Las Vegas - Rosacea treatment has taken a giant step forward with the Food and Drug Administration's recent approval of Oracea - doxycycline controlled-release capsules made by CollaGenex Pharmaceuticals. Oracea is the first FDA-approved, orally administered, systemically delivered drug to treat rosacea. It was approved for the treatment of inflammatory papules and pustules of rosacea in adult patients, and is currently available to dermatologists.
James Q. Del Rosso, D.O., clinical associate professor, department of dermatology, University of Nevada School of Medicine, Las Vegas, points out that Oracea's availability provides a convenient, effective and safe oral therapy option that works through anti-inflammatory activity and does not produce any antibiotic effects. Oracea is the only oral formulation available that can make that claim, he adds.
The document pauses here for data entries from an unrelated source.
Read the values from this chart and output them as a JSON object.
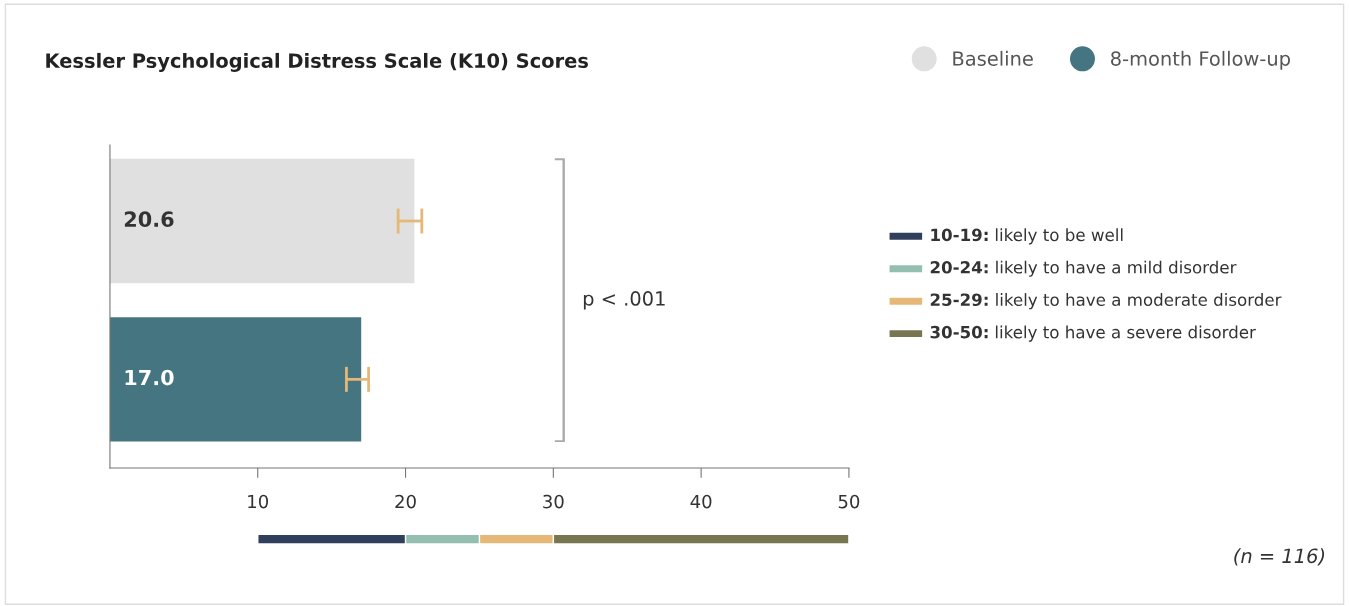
{
  "chart_data": {
    "type": "bar",
    "orientation": "horizontal",
    "title": "Kessler Psychological Distress Scale (K10) Scores",
    "categories": [
      null,
      null
    ],
    "series": [
      {
        "name": "Baseline",
        "color": "#e0e0e0",
        "values": [
          20.6,
          null
        ],
        "value_labels": [
          "20.6",
          null
        ],
        "errors": [
          [
            19.5,
            21.1
          ],
          null
        ]
      },
      {
        "name": "8-month Follow-up",
        "color": "#467582",
        "values": [
          null,
          17.0
        ],
        "value_labels": [
          null,
          "17.0"
        ],
        "errors": [
          null,
          [
            16.0,
            17.5
          ]
        ]
      }
    ],
    "xlim": [
      0,
      50
    ],
    "xticks": [
      10,
      20,
      30,
      40,
      50
    ],
    "legend": "top right",
    "grid": false,
    "annotations": [
      "p < .001",
      "(n = 116)",
      "10-19: likely to be well",
      "20-24: likely to have a mild disorder",
      "25-29: likely to have a moderate disorder",
      "30-50: likely to have a severe disorder"
    ]
  }
}
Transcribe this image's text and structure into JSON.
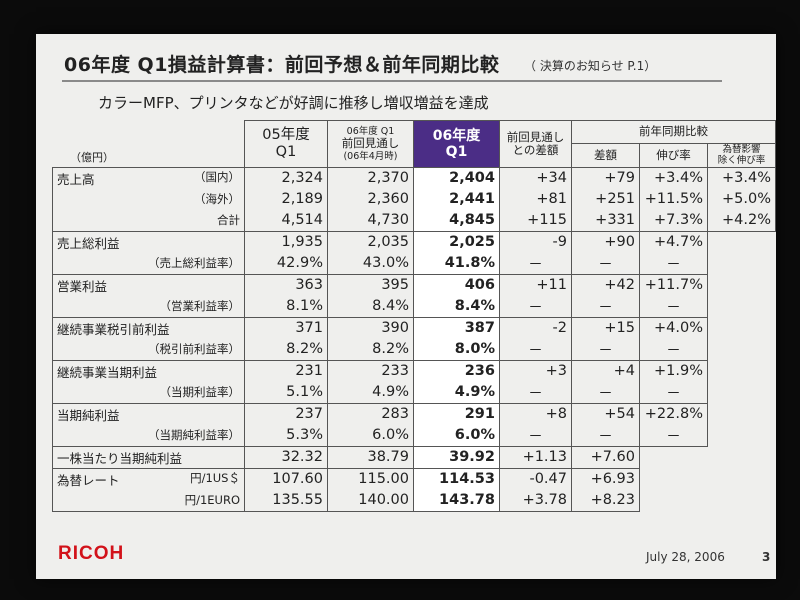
{
  "title": "06年度 Q1損益計算書：前回予想＆前年同期比較",
  "title_ref": "（ 決算のお知らせ P.1）",
  "subtitle": "カラーMFP、プリンタなどが好調に推移し増収増益を達成",
  "unit": "（億円）",
  "headers": {
    "fy05_line1": "05年度",
    "fy05_line2": "Q1",
    "prev_fc_line1": "06年度 Q1",
    "prev_fc_line2": "前回見通し",
    "prev_fc_line3": "(06年4月時)",
    "fy06_line1": "06年度",
    "fy06_line2": "Q1",
    "diff_line1": "前回見通し",
    "diff_line2": "との差額",
    "yoy": "前年同期比較",
    "yoy_amount": "差額",
    "yoy_growth": "伸び率",
    "fx_line1": "為替影響",
    "fx_line2": "除く伸び率"
  },
  "rows": {
    "sales_dom": {
      "label": "売上高",
      "sub": "（国内）",
      "fy05": "2,324",
      "prev": "2,370",
      "fy06": "2,404",
      "diff": "+34",
      "amt": "+79",
      "growth": "+3.4%",
      "fx": "+3.4%"
    },
    "sales_ovs": {
      "sub": "（海外）",
      "fy05": "2,189",
      "prev": "2,360",
      "fy06": "2,441",
      "diff": "+81",
      "amt": "+251",
      "growth": "+11.5%",
      "fx": "+5.0%"
    },
    "sales_total": {
      "sub": "合計",
      "fy05": "4,514",
      "prev": "4,730",
      "fy06": "4,845",
      "diff": "+115",
      "amt": "+331",
      "growth": "+7.3%",
      "fx": "+4.2%"
    },
    "gross": {
      "label": "売上総利益",
      "fy05": "1,935",
      "prev": "2,035",
      "fy06": "2,025",
      "diff": "-9",
      "amt": "+90",
      "growth": "+4.7%"
    },
    "gross_r": {
      "sub": "（売上総利益率）",
      "fy05": "42.9%",
      "prev": "43.0%",
      "fy06": "41.8%",
      "diff": "－",
      "amt": "－",
      "growth": "－"
    },
    "op": {
      "label": "営業利益",
      "fy05": "363",
      "prev": "395",
      "fy06": "406",
      "diff": "+11",
      "amt": "+42",
      "growth": "+11.7%"
    },
    "op_r": {
      "sub": "（営業利益率）",
      "fy05": "8.1%",
      "prev": "8.4%",
      "fy06": "8.4%",
      "diff": "－",
      "amt": "－",
      "growth": "－"
    },
    "pre": {
      "label": "継続事業税引前利益",
      "fy05": "371",
      "prev": "390",
      "fy06": "387",
      "diff": "-2",
      "amt": "+15",
      "growth": "+4.0%"
    },
    "pre_r": {
      "sub": "（税引前利益率）",
      "fy05": "8.2%",
      "prev": "8.2%",
      "fy06": "8.0%",
      "diff": "－",
      "amt": "－",
      "growth": "－"
    },
    "cont": {
      "label": "継続事業当期利益",
      "fy05": "231",
      "prev": "233",
      "fy06": "236",
      "diff": "+3",
      "amt": "+4",
      "growth": "+1.9%"
    },
    "cont_r": {
      "sub": "（当期利益率）",
      "fy05": "5.1%",
      "prev": "4.9%",
      "fy06": "4.9%",
      "diff": "－",
      "amt": "－",
      "growth": "－"
    },
    "net": {
      "label": "当期純利益",
      "fy05": "237",
      "prev": "283",
      "fy06": "291",
      "diff": "+8",
      "amt": "+54",
      "growth": "+22.8%"
    },
    "net_r": {
      "sub": "（当期純利益率）",
      "fy05": "5.3%",
      "prev": "6.0%",
      "fy06": "6.0%",
      "diff": "－",
      "amt": "－",
      "growth": "－"
    },
    "eps": {
      "label": "一株当たり当期純利益",
      "fy05": "32.32",
      "prev": "38.79",
      "fy06": "39.92",
      "diff": "+1.13",
      "amt": "+7.60"
    },
    "fx_usd": {
      "label": "為替レート",
      "sub": "円/1US＄",
      "fy05": "107.60",
      "prev": "115.00",
      "fy06": "114.53",
      "diff": "-0.47",
      "amt": "+6.93"
    },
    "fx_eur": {
      "sub": "円/1EURO",
      "fy05": "135.55",
      "prev": "140.00",
      "fy06": "143.78",
      "diff": "+3.78",
      "amt": "+8.23"
    }
  },
  "footer": {
    "logo": "RICOH",
    "date": "July 28, 2006",
    "page": "3"
  }
}
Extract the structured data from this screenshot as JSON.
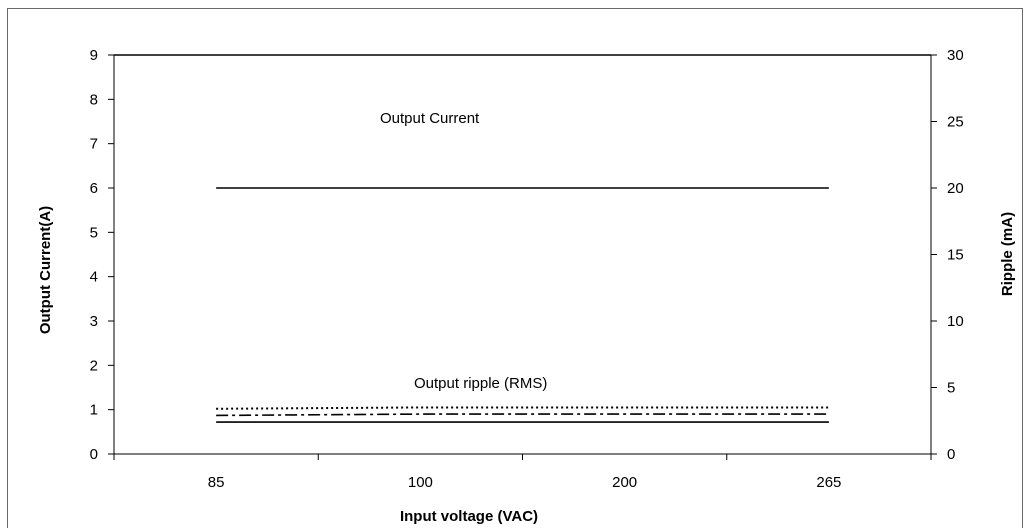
{
  "chart_data": {
    "type": "line",
    "categories": [
      "85",
      "100",
      "200",
      "265"
    ],
    "xlabel": "Input voltage (VAC)",
    "ylabel": "Output Current(A)",
    "y2label": "Ripple (mA)",
    "ylim": [
      0,
      9
    ],
    "y2lim": [
      0,
      30
    ],
    "yticks": [
      "0",
      "1",
      "2",
      "3",
      "4",
      "5",
      "6",
      "7",
      "8",
      "9"
    ],
    "y2ticks": [
      "0",
      "5",
      "10",
      "15",
      "20",
      "25",
      "30"
    ],
    "grid": false,
    "legend": "none",
    "annotations": [
      "Output  Current",
      "Output ripple (RMS)"
    ],
    "series": [
      {
        "axis": "left",
        "style": "solid",
        "color": "#000000",
        "values": [
          6.0,
          6.0,
          6.0,
          6.0
        ]
      },
      {
        "axis": "right",
        "style": "dotted",
        "color": "#000000",
        "values": [
          3.4,
          3.5,
          3.5,
          3.5
        ]
      },
      {
        "axis": "right",
        "style": "dashdot",
        "color": "#000000",
        "values": [
          2.9,
          3.0,
          3.0,
          3.0
        ]
      },
      {
        "axis": "right",
        "style": "solid",
        "color": "#000000",
        "values": [
          2.4,
          2.4,
          2.4,
          2.4
        ]
      }
    ]
  }
}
Two pivotal, 16-week, double-blind, phase 3 clinical studies comparing controlled-release once-a-day doxycycline (40 mg) to placebo provided the basis of Oracea's FDA approval. A total of 537 patients were enrolled in 28 centers across the United States. At baseline, Oracea and placebo patients had a mean lesion count of 20.0 and 20.8, respectively. Using the Investigator's Global Assessment (IGA) score, a subjective five-point scale measuring disease severity, more than 90 percent of all patients in both treatment groups were characterized as moderately-to-severely affected.
Both studies achieved their primary endpoint by demonstrating a greater reduction in inflammatory lesion count from baseline for the Oracea-treated patients compared to the placebo controls. In the two studies, patients receiving Oracea experienced a 61 percent and 46 percent mean reduction in inflammatory lesions compared to 29 percent and 20 percent, respectively, in patients receiving placebo. The differences were clinically and statistically highly significant (p<0.001 in each study). Dr. Del Rosso was a clinical investigator in the Oracea clinical trials.
Dr. Del Rosso describes the results of the secondary endpoints of change in the Oracea's IGA score and the dichotomized IGA at week 16, which measured the percentage of patients who were clear or near clear at the end of the study. Oracea-treated patients fared much better than placebo patients, as evidenced by a highly statistically significant change from baseline in IGA in both trials (p<0.001 and p=0.004). In the analysis of dichotomized IGA in both studies, there were a statistically significant greater number of patients who were clear or near clear at the end of the study in the Oracea group compared to the placebo group (p=0.036 and p=0.012).
Another secondary endpoint for improvement of rosacea in both clinical trials with Oracea was reduction in erythema. In the second study, erythema reduction achieved statistical significance, with a greater reduction in the study group treated with Oracea as compared to the placebo arm at week 16 (p=0.017).
Dr. Del Rosso points out that the convenience of Oracea's once-daily dosing should not be underestimated.
"Compliance data show that when patients only have to do something once a day, they're more likely to comply than if the regimen calls for two or more daily doses or applications," he says.